No Need to Future Sell in TV

The classic future sell is an age-old marketing trick. When your compelling solution is not quite ready, sell the future.

Remember the early days of mobile phones, when companies would run ads of happy people working with laptops and phones on tropical beaches with the tagline, “In the future you will be able to work from anywhere?” Ironically, in the ’90s, this was a utopian vision. But the message was a classic future sell at the time.

Jacqueline Corbelli, BrightLine

Jacqueline Corbelli, BrightLine

Back then, mobile signals and internet access were just not fast enough to truly and efficiently work outside of an office. So, to make mobile phones seem sexy, companies talked about what was to come.

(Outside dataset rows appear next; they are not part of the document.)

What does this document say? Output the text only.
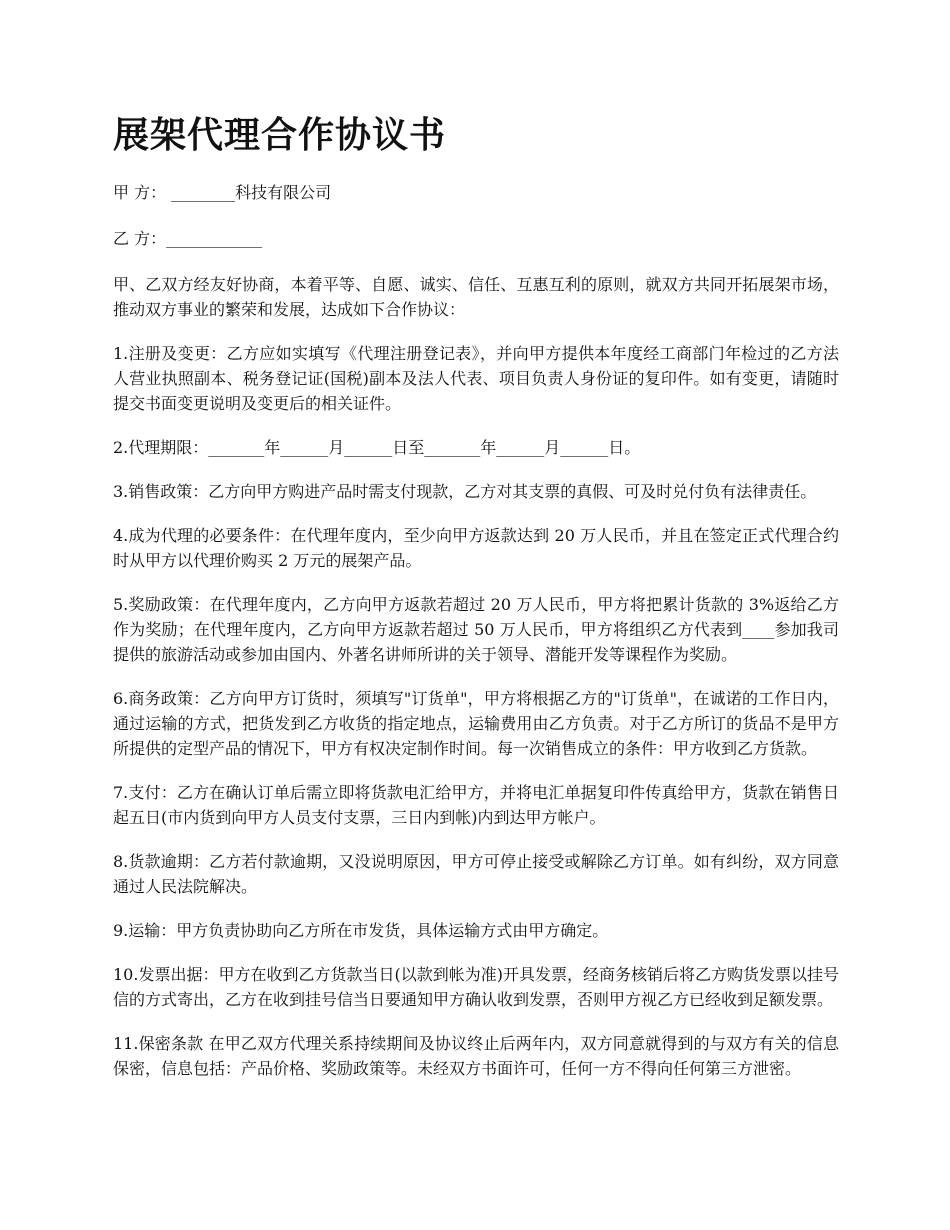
展架代理合作协议书

甲 方： ________科技有限公司

乙 方：____________

甲、乙双方经友好协商，本着平等、自愿、诚实、信任、互惠互利的原则，就双方共同开拓展架市场，推动双方事业的繁荣和发展，达成如下合作协议：

1.注册及变更：乙方应如实填写《代理注册登记表》，并向甲方提供本年度经工商部门年检过的乙方法人营业执照副本、税务登记证(国税)副本及法人代表、项目负责人身份证的复印件。如有变更，请随时提交书面变更说明及变更后的相关证件。

2.代理期限：_______年______月______日至_______年______月______日。

3.销售政策：乙方向甲方购进产品时需支付现款，乙方对其支票的真假、可及时兑付负有法律责任。

4.成为代理的必要条件：在代理年度内，至少向甲方返款达到 20 万人民币，并且在签定正式代理合约时从甲方以代理价购买 2 万元的展架产品。

5.奖励政策：在代理年度内，乙方向甲方返款若超过 20 万人民币，甲方将把累计货款的 3%返给乙方作为奖励；在代理年度内，乙方向甲方返款若超过 50 万人民币，甲方将组织乙方代表到____参加我司提供的旅游活动或参加由国内、外著名讲师所讲的关于领导、潜能开发等课程作为奖励。

6.商务政策：乙方向甲方订货时，须填写"订货单"，甲方将根据乙方的"订货单"，在诚诺的工作日内，通过运输的方式，把货发到乙方收货的指定地点，运输费用由乙方负责。对于乙方所订的货品不是甲方所提供的定型产品的情况下，甲方有权决定制作时间。每一次销售成立的条件：甲方收到乙方货款。

7.支付：乙方在确认订单后需立即将货款电汇给甲方，并将电汇单据复印件传真给甲方，货款在销售日起五日(市内货到向甲方人员支付支票，三日内到帐)内到达甲方帐户。

8.货款逾期：乙方若付款逾期，又没说明原因，甲方可停止接受或解除乙方订单。如有纠纷，双方同意通过人民法院解决。

9.运输：甲方负责协助向乙方所在市发货，具体运输方式由甲方确定。

10.发票出据：甲方在收到乙方货款当日(以款到帐为准)开具发票，经商务核销后将乙方购货发票以挂号信的方式寄出，乙方在收到挂号信当日要通知甲方确认收到发票，否则甲方视乙方已经收到足额发票。

11.保密条款 在甲乙双方代理关系持续期间及协议终止后两年内，双方同意就得到的与双方有关的信息保密，信息包括：产品价格、奖励政策等。未经双方书面许可，任何一方不得向任何第三方泄密。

Fast-forward to the burgeoning world of over-the-top video, where convergence through streaming has very much arrived. We are seeing an interesting future-selling phenomenon here, too, where several leading players, such as Amazon, Netflix, Google and the telcos, are now moving aggressively inside the OTT space. AT&T has announced the rollout of a promising new platform, Xandr, and Disney has expressed ambitious OTT plans of its own. But the reality is that the comprehensive solutions across the OTT and connected-TV ecosystem they describe, while exciting, aren’t quite here yet.

Disruption Takes Time

Simply put, it takes time to implement market-changing strategies. But because the AT&Ts, Disneys and Amazons of the world tend to garner outsized media attention — understandably so — the notion of OTT/CTV as a future sell has taken hold in many people’s minds.

It’s a great example of a perception that is not reality. It ignores the powerful, impactful things that advertisers are doing right now at national scale within the OTT space.

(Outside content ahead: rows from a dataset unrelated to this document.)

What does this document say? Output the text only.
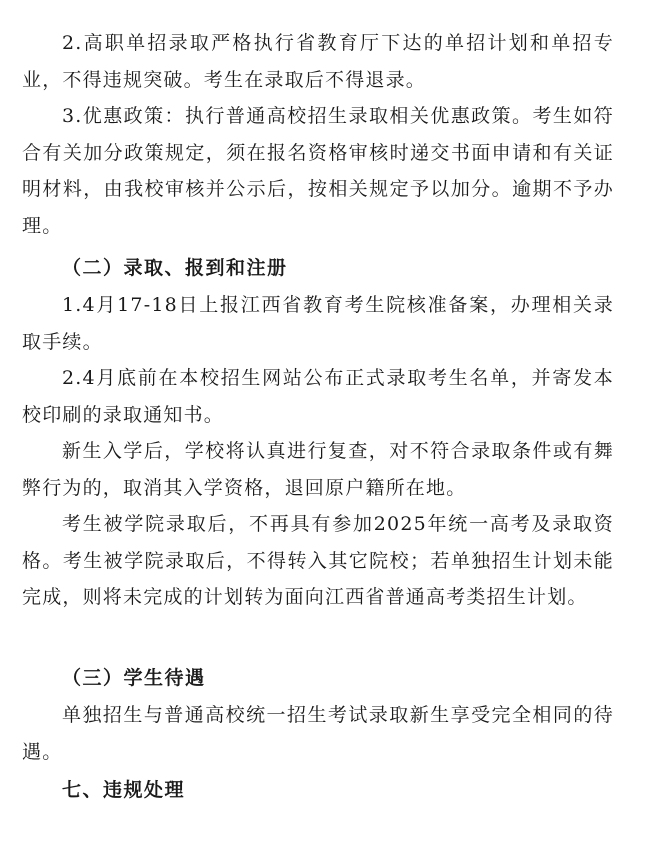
2.高职单招录取严格执行省教育厅下达的单招计划和单招专业，不得违规突破。考生在录取后不得退录。

3.优惠政策：执行普通高校招生录取相关优惠政策。考生如符合有关加分政策规定，须在报名资格审核时递交书面申请和有关证明材料，由我校审核并公示后，按相关规定予以加分。逾期不予办理。

（二）录取、报到和注册

1.4月17-18日上报江西省教育考生院核准备案，办理相关录取手续。

2.4月底前在本校招生网站公布正式录取考生名单，并寄发本校印刷的录取通知书。

新生入学后，学校将认真进行复查，对不符合录取条件或有舞弊行为的，取消其入学资格，退回原户籍所在地。

考生被学院录取后，不再具有参加2025年统一高考及录取资格。考生被学院录取后，不得转入其它院校；若单独招生计划未能完成，则将未完成的计划转为面向江西省普通高考类招生计划。

（三）学生待遇

单独招生与普通高校统一招生考试录取新生享受完全相同的待遇。

七、违规处理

Today, on platforms like Hulu, Roku and TV network apps including CBS All Access, NBC, ABC, Fox Now and many others, marketers are running personalized, engageable and targeted TV ads at full scale; these enhanced ad experiences have reached 70 million homes.

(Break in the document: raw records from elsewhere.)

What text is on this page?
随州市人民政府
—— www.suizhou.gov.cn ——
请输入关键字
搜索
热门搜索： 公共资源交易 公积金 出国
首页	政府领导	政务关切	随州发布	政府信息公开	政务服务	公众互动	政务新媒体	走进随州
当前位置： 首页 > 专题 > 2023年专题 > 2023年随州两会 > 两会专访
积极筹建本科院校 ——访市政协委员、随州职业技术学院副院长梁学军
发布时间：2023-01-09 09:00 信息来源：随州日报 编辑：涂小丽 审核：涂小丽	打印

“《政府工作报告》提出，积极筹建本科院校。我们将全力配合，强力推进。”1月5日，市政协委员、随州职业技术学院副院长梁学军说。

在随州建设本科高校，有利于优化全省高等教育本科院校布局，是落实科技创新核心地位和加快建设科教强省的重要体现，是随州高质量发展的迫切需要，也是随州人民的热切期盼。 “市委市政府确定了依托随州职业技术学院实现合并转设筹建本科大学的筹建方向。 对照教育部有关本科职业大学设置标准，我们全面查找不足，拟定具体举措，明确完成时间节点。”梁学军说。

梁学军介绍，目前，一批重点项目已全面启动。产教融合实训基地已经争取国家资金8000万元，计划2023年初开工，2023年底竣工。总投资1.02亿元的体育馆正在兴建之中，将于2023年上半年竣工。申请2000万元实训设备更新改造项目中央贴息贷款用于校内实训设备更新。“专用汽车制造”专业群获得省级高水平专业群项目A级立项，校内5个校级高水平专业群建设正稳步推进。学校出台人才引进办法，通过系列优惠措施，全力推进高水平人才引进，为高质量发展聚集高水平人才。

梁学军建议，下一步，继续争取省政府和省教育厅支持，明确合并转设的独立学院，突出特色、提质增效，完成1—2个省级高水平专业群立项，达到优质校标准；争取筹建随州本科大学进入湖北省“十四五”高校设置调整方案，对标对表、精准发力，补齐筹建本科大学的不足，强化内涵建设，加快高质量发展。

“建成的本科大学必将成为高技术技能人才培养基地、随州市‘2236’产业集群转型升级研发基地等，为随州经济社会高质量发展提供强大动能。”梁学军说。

There will always be future-selling, but the ramp-up in OTT ad inventory and continued growth in TV streaming means the present is also totally compelling. All major broadcast and cable networks are now on board with streaming as the primary new delivery vehicle for TV. And the new TV experience means superior viewing opportunities for consumers involving personalized ads, voice navigation and a truly seamless “everywhere” experience at scale. It also means nationally scalable household addressable targeting for marketers in TV, beyond the local ad buys available up until now. And finally, it means nationally scalable enhanced brand experiences that match the personalization and interactivity of the TV experience itself.

Most exciting in all that has changed about TV is the industry’s embrace of connected TV and the universal commitment to providing more of the amazing things we can do now. Hulu, Netflix, Amazon Prime and Roku are showing us the magic of the new ways streaming TV content can be consumed. And it has unleashed a torrent of change in media, tech and advertising to reflect viewers’ woke habits.

So, really, future sell or no future sell, the future has arrived. It’s here, it’s real and it’s exciting. The bold strategies being rolled out by the biggest players will only accentuate the transformation that has already occurred.